Whose law applies in a global village?

John Farrow
John Farrow
We live in an increasingly fluid world. People live and work in multiple locations.

We email and Skype across national borders. Our information is stored in the clouds. In some instances, where we perform our work knows no national boundary.

The recent Court of Appeal Decision New Zealand Basing Limited v Brown and Sycamore dealt with such a situation. Brown and Sycamore were New Zealand-based pilots employed through a wholly owned Hong Kong subsidiary of Cathay Pacific.

The employment contracts required Brown and Sycamore to retire from service at the age of 55. The contracts also provided for Hong Kong law to apply to the pilots' conditions of service.

In 2009, Cathay Pacific offered all its pilots an opportunity to enter into new contracts in which the age of retirement was increased from 55 years to 65 years but a lower pay scale would apply in the interim.

Brown and Sycamore elected not to transfer because they believed that the 55-year retirement age would inevitably be increased to 65 years, without them losing the benefits they had available under their existing contracts.

In 2015, Brown and Sycamore reached the age of 55. Both faced dismissal. However, it was agreed to wait for the court's ruling.

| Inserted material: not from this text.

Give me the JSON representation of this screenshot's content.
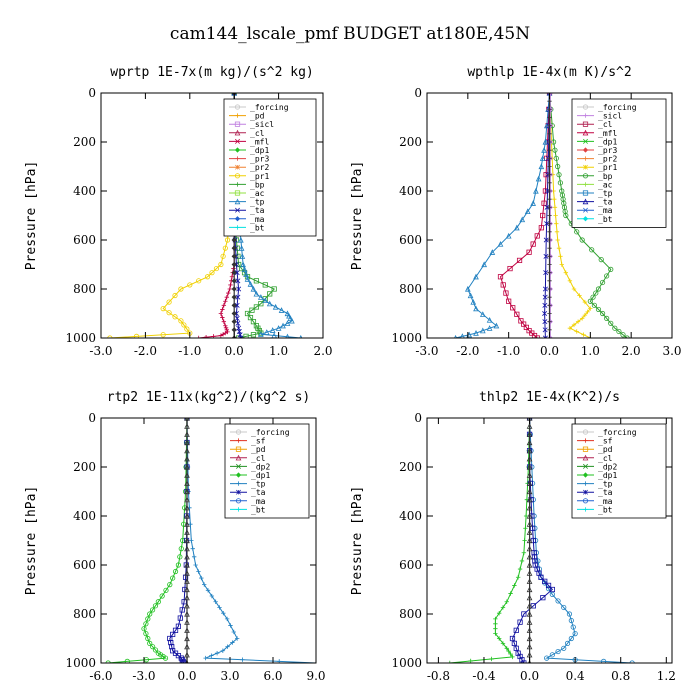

Brown and Sycamore were successful in the Employment Court. Judge Corkill QC ruled that the New Zealand Employment Relations Act applied, rather than Hong Kong law, and that there would be discrimination on the grounds of age if they were required to retire or resign. He further found that the prohibition on contracting out of the Employment Relations Act overrode the provision in the contract that the law of Hong Kong applied.

The Court of Appeal overturned Judge Corkill. In doing so it stated that the law chosen by the parties to the contract is the proper law unless a recognised exception applies. The choice of law must be both legitimate and legal, and must also not be contrary to public policy. One of the important factors the Court of Appeal relied on was that the pilots did have a right of redress in Hong Kong if they wished to pursue it.

Whether or not the requirement to retire at the age of 55 is contrary to public policy is very much a matter of opinion. The pilots' lawyers argued that Cathay Pacific's intentions were ``outrageous''. Cathay Pacific applies its age discrimination policy only in Hong Kong and to those pilots still under the old contracts in New Zealand. In all other jurisdictions it has abandoned its discriminatory policies.

Judge Corkill ruled the requirement to retire at 55 was a violation of the essential principles of justice because it involved a very serious infringement of a basic human right.

However the Court of Appeal ruled that the application of Hong Kong law would need to be contrary to New Zealand's view of basic morality and must violate an essential principle of justice or moral interest. In short, was Hong Kong law wholly alien to the fundamental requirements of justice administered by a New Zealand court? The Court of Appeal found that it was not.

In fact, it found that the right to be free from age discrimination is not absolute. The treatment of ageing persons is linked to and reflects a range of fiscal, social and cultural factors. The court focused on what it categorised as the termination of a private relationship in accordance with a clear contractual provision.

One of the objects of our Employment Relations Act is to acknowledge and address the inherent inequality of power in employment relationships. The Employment Court decision emphasised that where foreign law was discriminatory, it should not be followed in New Zealand. Implicit in that decision is the concern that individuals are at a distinct disadvantage when striking a bargain with international corporate entities.

The Court of Appeal focused more on the rights and freedom to enter into a bargain. Brown and Sycamore agreed to the law of Hong Kong applying and, perhaps even more significantly, gambled on Cathay Pacific increasing the age of retirement from 55 to 65. They lost that bet.

If nothing else, this case highlights the need to carefully consider where the employment relationship is seated and, in the event of dispute, where that dispute might be determined and enforced. It is certainly something to ponder as our working relationships continue to span the globe and as we all inch towards our own retirement.

John Farrow is a litigation partner with Dunedin law firm Webb Farry.

Disclaimer: The opinions expressed in this article are those of the writer and do not purport to be specific legal or professional advice.